Modulation of the HMGB1/TLR4 Pathway by Montelukast in PTZ-Induced Epilepsy: Alleviating Neuroinflammatory Oxidative Stress and Seizure Severity

Epilepsy is a multifactorial neurological disorder, frequently associated with neuroinflammatory processes that contribute to the persistence of recurrent seizures. Conventional antiepileptic drugs (AEDs) often fail to achieve complete seizure control, thereby emphasizing the urgent need for alternative therapeutic approaches. Recent studies have examined the potential of montelukast, a leukotriene receptor antagonist, in the management of neurological disorders, including epilepsy.In the present study, the neuroprotective and antiepileptic effects of montelukast were assessed using a kindling model induced by pentylenetetrazol (PTZ) in mice. A total of six groups were formed, each consisting of nine mice, and the animals were randomly allocated. PTZ (25 mg/kg, i.p.) was administered on alternate days for six weeks.
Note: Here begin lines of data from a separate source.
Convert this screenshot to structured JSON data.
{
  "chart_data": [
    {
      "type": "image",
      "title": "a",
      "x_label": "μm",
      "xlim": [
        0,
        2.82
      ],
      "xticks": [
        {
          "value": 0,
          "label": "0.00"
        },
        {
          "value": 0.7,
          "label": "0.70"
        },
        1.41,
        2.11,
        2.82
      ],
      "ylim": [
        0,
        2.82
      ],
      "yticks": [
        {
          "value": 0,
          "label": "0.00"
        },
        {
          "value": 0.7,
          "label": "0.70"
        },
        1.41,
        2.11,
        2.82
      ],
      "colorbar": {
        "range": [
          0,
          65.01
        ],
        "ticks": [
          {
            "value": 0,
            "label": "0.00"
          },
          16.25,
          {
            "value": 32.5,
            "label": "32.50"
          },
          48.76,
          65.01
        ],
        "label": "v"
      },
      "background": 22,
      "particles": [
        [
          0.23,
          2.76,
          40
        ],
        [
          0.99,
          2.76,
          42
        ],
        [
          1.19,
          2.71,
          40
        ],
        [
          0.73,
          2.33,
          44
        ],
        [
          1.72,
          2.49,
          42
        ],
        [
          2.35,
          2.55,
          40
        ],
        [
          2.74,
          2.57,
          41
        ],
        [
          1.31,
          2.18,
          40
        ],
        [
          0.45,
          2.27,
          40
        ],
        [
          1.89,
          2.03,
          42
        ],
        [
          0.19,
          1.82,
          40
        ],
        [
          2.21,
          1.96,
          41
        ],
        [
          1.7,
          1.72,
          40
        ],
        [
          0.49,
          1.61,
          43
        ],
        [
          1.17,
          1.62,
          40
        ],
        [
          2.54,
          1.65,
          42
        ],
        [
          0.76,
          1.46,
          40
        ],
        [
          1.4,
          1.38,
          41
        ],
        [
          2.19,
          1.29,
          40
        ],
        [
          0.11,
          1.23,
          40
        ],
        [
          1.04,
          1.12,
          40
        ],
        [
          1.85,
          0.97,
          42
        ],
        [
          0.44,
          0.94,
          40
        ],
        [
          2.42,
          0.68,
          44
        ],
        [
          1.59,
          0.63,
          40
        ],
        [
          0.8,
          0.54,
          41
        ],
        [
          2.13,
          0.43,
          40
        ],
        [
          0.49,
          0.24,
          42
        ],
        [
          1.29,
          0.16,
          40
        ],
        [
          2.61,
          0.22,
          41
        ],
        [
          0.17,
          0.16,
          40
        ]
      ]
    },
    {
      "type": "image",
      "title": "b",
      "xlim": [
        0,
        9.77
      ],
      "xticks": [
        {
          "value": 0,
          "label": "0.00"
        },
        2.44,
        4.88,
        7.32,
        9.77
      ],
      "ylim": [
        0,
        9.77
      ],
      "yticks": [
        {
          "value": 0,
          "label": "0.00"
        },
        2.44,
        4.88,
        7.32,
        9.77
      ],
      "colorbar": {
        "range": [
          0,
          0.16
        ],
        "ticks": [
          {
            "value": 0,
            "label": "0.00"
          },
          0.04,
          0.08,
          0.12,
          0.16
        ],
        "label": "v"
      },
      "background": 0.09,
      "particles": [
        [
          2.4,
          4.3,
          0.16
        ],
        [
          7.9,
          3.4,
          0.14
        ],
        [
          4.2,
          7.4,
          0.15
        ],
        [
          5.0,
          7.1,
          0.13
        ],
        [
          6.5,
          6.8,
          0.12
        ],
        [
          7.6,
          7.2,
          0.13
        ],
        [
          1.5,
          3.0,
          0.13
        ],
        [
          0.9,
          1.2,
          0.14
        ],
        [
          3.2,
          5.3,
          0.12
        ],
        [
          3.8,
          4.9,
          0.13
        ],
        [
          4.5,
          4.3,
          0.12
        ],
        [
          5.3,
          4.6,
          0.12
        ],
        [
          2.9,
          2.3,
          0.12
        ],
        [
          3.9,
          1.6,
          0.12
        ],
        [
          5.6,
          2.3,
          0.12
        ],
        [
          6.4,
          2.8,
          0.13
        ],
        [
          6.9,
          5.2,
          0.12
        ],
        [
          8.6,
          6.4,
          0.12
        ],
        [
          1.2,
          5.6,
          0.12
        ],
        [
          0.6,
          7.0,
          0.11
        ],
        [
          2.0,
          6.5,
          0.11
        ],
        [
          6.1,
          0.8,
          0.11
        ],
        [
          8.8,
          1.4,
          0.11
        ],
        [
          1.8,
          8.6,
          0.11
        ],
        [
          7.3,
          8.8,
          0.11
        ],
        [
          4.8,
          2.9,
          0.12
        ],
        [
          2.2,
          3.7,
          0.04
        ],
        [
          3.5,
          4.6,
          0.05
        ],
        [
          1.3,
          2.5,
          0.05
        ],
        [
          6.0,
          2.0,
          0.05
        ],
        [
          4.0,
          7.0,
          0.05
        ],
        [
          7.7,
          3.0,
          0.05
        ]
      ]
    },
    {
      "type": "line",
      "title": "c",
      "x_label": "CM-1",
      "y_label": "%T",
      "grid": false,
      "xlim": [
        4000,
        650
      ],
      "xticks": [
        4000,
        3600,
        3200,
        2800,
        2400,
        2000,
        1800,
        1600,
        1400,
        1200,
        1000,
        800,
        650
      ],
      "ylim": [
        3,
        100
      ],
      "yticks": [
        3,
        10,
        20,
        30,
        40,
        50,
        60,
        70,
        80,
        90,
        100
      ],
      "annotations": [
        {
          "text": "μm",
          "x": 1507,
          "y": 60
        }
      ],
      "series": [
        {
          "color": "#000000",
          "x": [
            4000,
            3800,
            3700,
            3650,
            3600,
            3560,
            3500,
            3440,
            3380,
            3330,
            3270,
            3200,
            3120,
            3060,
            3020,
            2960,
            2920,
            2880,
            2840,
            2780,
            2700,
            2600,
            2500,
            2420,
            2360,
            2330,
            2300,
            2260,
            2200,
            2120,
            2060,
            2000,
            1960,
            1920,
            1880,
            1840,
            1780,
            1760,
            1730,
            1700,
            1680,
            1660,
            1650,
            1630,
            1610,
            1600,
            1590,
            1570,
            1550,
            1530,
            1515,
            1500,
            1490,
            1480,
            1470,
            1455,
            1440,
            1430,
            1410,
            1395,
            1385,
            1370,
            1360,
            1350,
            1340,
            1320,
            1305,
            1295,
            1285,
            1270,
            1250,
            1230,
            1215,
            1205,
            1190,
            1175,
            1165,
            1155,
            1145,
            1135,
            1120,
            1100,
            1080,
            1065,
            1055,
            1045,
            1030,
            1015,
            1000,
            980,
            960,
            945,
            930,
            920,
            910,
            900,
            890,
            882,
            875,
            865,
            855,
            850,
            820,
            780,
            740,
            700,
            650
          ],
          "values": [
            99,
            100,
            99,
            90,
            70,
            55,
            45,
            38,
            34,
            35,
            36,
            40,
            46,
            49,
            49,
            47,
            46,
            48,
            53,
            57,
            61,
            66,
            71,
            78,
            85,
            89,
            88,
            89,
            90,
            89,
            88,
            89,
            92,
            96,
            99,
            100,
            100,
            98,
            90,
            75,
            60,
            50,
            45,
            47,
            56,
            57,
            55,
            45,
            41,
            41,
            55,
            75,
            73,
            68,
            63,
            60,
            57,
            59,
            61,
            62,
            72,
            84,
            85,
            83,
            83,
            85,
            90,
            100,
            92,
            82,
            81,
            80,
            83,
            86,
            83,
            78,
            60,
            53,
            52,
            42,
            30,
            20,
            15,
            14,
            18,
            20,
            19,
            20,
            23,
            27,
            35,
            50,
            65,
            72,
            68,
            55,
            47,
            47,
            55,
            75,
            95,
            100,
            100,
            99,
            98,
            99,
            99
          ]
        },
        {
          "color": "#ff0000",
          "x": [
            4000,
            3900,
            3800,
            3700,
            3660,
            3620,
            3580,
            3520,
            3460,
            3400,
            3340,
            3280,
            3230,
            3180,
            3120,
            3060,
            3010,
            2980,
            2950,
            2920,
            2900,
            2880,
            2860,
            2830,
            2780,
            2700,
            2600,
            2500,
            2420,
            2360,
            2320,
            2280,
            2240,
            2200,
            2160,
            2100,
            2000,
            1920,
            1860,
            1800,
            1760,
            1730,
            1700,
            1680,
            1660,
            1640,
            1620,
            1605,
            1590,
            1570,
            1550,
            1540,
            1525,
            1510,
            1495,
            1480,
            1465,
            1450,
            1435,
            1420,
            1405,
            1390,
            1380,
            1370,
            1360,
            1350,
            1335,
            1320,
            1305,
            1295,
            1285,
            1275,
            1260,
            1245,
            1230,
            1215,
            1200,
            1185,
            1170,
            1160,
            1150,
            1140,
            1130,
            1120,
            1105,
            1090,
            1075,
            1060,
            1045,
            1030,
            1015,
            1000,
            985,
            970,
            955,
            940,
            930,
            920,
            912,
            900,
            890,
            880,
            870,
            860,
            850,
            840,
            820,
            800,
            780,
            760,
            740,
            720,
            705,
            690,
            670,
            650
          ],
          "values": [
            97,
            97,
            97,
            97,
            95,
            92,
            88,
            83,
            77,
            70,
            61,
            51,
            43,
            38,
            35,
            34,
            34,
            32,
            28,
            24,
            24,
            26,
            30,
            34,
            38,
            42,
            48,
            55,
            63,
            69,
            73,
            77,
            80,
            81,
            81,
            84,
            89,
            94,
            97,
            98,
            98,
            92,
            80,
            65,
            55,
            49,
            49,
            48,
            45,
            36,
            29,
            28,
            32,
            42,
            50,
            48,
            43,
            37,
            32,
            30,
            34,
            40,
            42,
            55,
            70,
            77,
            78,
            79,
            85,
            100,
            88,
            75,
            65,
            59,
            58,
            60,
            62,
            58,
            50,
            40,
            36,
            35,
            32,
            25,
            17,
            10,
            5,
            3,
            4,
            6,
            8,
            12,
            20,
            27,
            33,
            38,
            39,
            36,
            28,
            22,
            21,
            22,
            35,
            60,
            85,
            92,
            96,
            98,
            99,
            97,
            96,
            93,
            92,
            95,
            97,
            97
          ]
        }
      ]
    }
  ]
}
Montelukast (MTK) was evaluated at three dose levels (5, 10, and 20 mg/kg, i.p.), while levetiracetam (30 mg/kg, i.p.) served as a standard comparator. Montelukast (20 mg/kg) significantly lowered seizure severity (lower Racine scale scores) and improved cognition in both the elevated plus maze and passive avoidance assessments. Biochemical assessments revealed enhanced catalase activity, reduced glutamate, and elevated γ-aminobutyric acid (GABA) concentrations. Furthermore, montelukast significantly decreases pro-inflammatory cytokines, including interleukin-1β (IL-1β), interleukin-6 (IL-6), and tumor necrosis factor-α (TNF-α), along with other mediators of neuroinflammation such as high-mobility group box-1 (HMGB1), transforming growth factor-β (TGF-β), matrix metalloproteinase-9 (MMP9), and toll-like receptor-4 (TLR-4).Histopathological analysis confirmed that administration of montelukast protected cortical and hippocampal integrity by reducing neuronal damage. Collectively, these findings suggest that montelukast exhibits anticonvulsant and neuroprotective potential in a PTZ model and supports further investigation in epilepsy.